Out of curiosity, we want to try to use Machine Learning algorithms to predict whether the projects are going to succeed or fail. If we succeed in doing this, we should be able to figure out the best way to improve the success rate of future projects. We chose Kickstarter because of the large number of projects spanning over years. There are a lot of open datasets you can find on the internet and we got one from here. This dataset contains over 300,000 projects; however, it only contains general information about projects including title, category, currency, country, goal, pledge, important dates, and state. There is a lot more useful information you can add to improve the accuracy such as description, keywords, activities, competitors, patents, team, and company reputation. For demonstration purpose, we only considered 20,000 projects. The screenshot below shows the preview of this dataset.

Objectives

  1. Profiling: Use Profile Snap from ML Analytics Snap Pack to get statistics of this dataset.
  2. Data Preparation: Perform data preparation on this dataset using Snaps in ML Data Preparation Snap Pack.
  3. AutoML: Use AutoML Snap from ML Core Snap Pack to build models and pick the one with the best performance.
  4. Cross Validation: Use Cross Validator (Classification) Snap from ML Core Snap Pack to perform 10-fold cross validation on various Machine Learning algorithms. The result will let us know the accuracy of each algorithm in the success rate prediction.

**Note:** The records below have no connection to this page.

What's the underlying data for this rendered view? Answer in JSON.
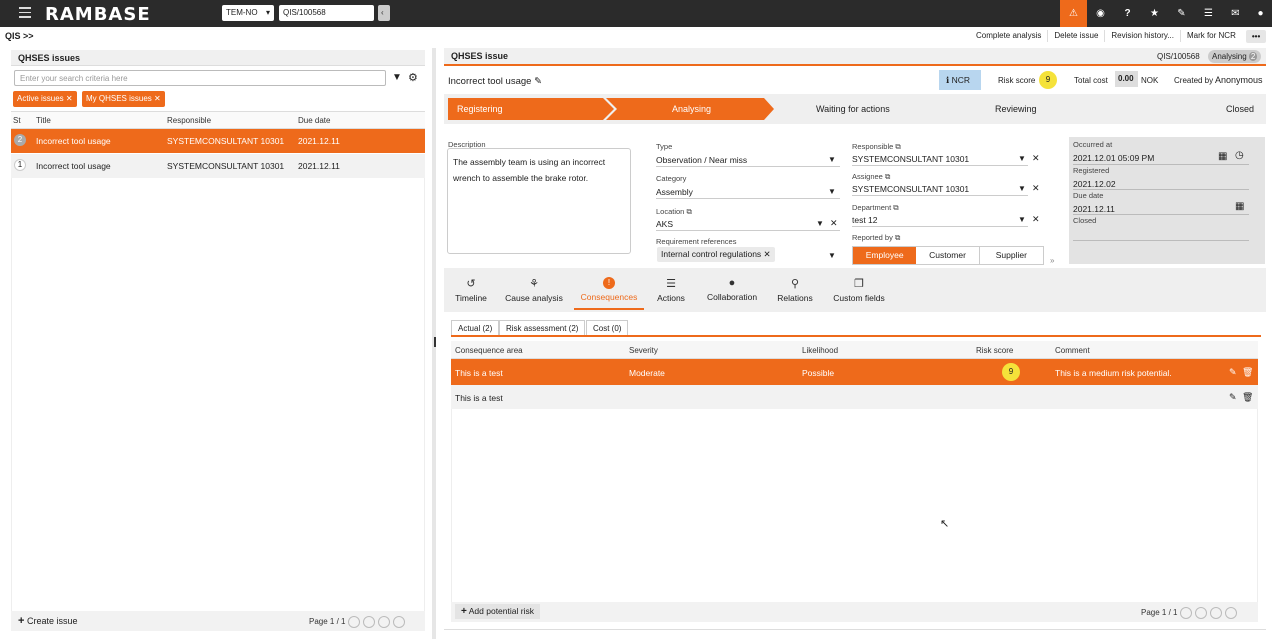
{
  "topbar": {
    "logo": "RAMBASE",
    "company": "TEM-NO",
    "doc_id": "QIS/100568"
  },
  "breadcrumb": "QIS >>",
  "header_actions": [
    "Complete analysis",
    "Delete issue",
    "Revision history...",
    "Mark for NCR",
    "•••"
  ],
  "left": {
    "title": "QHSES issues",
    "search_placeholder": "Enter your search criteria here",
    "filters": [
      "Active issues",
      "My QHSES issues"
    ],
    "columns": [
      "St",
      "Title",
      "Responsible",
      "Due date"
    ],
    "rows": [
      {
        "st": "2",
        "title": "Incorrect tool usage",
        "responsible": "SYSTEMCONSULTANT 10301",
        "due": "2021.12.11"
      },
      {
        "st": "1",
        "title": "Incorrect tool usage",
        "responsible": "SYSTEMCONSULTANT 10301",
        "due": "2021.12.11"
      }
    ],
    "create_label": "Create issue",
    "pager": "Page 1 / 1"
  },
  "right": {
    "title": "QHSES issue",
    "doc_id": "QIS/100568",
    "status": "Analysing",
    "status_num": "2",
    "issue_title": "Incorrect tool usage",
    "ncr": "NCR",
    "risk_label": "Risk score",
    "risk_value": "9",
    "cost_label": "Total cost",
    "cost_value": "0.00",
    "currency": "NOK",
    "created_by_label": "Created by",
    "created_by": "Anonymous",
    "steps": [
      "Registering",
      "Analysing",
      "Waiting for actions",
      "Reviewing",
      "Closed"
    ],
    "desc_label": "Description",
    "desc_text": "The assembly team is using an incorrect wrench to assemble the brake rotor.",
    "type_label": "Type",
    "type_value": "Observation / Near miss",
    "category_label": "Category",
    "category_value": "Assembly",
    "location_label": "Location",
    "location_value": "AKS",
    "req_label": "Requirement references",
    "req_value": "Internal control regulations",
    "resp_label": "Responsible",
    "resp_value": "SYSTEMCONSULTANT 10301",
    "assignee_label": "Assignee",
    "assignee_value": "SYSTEMCONSULTANT 10301",
    "dept_label": "Department",
    "dept_value": "test 12",
    "reported_label": "Reported by",
    "reported_options": [
      "Employee",
      "Customer",
      "Supplier"
    ],
    "occurred_label": "Occurred at",
    "occurred_value": "2021.12.01 05:09 PM",
    "registered_label": "Registered",
    "registered_value": "2021.12.02",
    "due_label": "Due date",
    "due_value": "2021.12.11",
    "closed_label": "Closed",
    "tabs": [
      "Timeline",
      "Cause analysis",
      "Consequences",
      "Actions",
      "Collaboration",
      "Relations",
      "Custom fields"
    ],
    "subtabs": [
      "Actual (2)",
      "Risk assessment (2)",
      "Cost (0)"
    ],
    "grid_cols": [
      "Consequence area",
      "Severity",
      "Likelihood",
      "Risk score",
      "Comment"
    ],
    "grid_rows": [
      {
        "area": "This is a test",
        "severity": "Moderate",
        "likelihood": "Possible",
        "score": "9",
        "comment": "This is a medium risk potential."
      },
      {
        "area": "This is a test",
        "severity": "",
        "likelihood": "",
        "score": "",
        "comment": ""
      }
    ],
    "add_label": "Add potential risk",
    "pager": "Page 1 / 1"
  },
  "colors": {
    "accent": "#ee6a1b",
    "dark": "#2b2b2b",
    "badge": "#f5e23a"
  }
}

We are going to build 5 Pipelines: Profiling, Data Preparation, Data Modelling and 2 Pipelines for Cross Validation with various algorithms. Each of these Pipelines is described in the Pipelines section below.

Pipelines

Profiling

In order to get useful statistics, we need to transform the data a little bit.

We use the first Mapper Snap (Select Fields) to select and rename fields.

Then, we use Type Converter Snap to automatically derive types of data.

Since we only focus on successful and failed projects, we use Filter Snap to filter out live, canceled, and projects with another status.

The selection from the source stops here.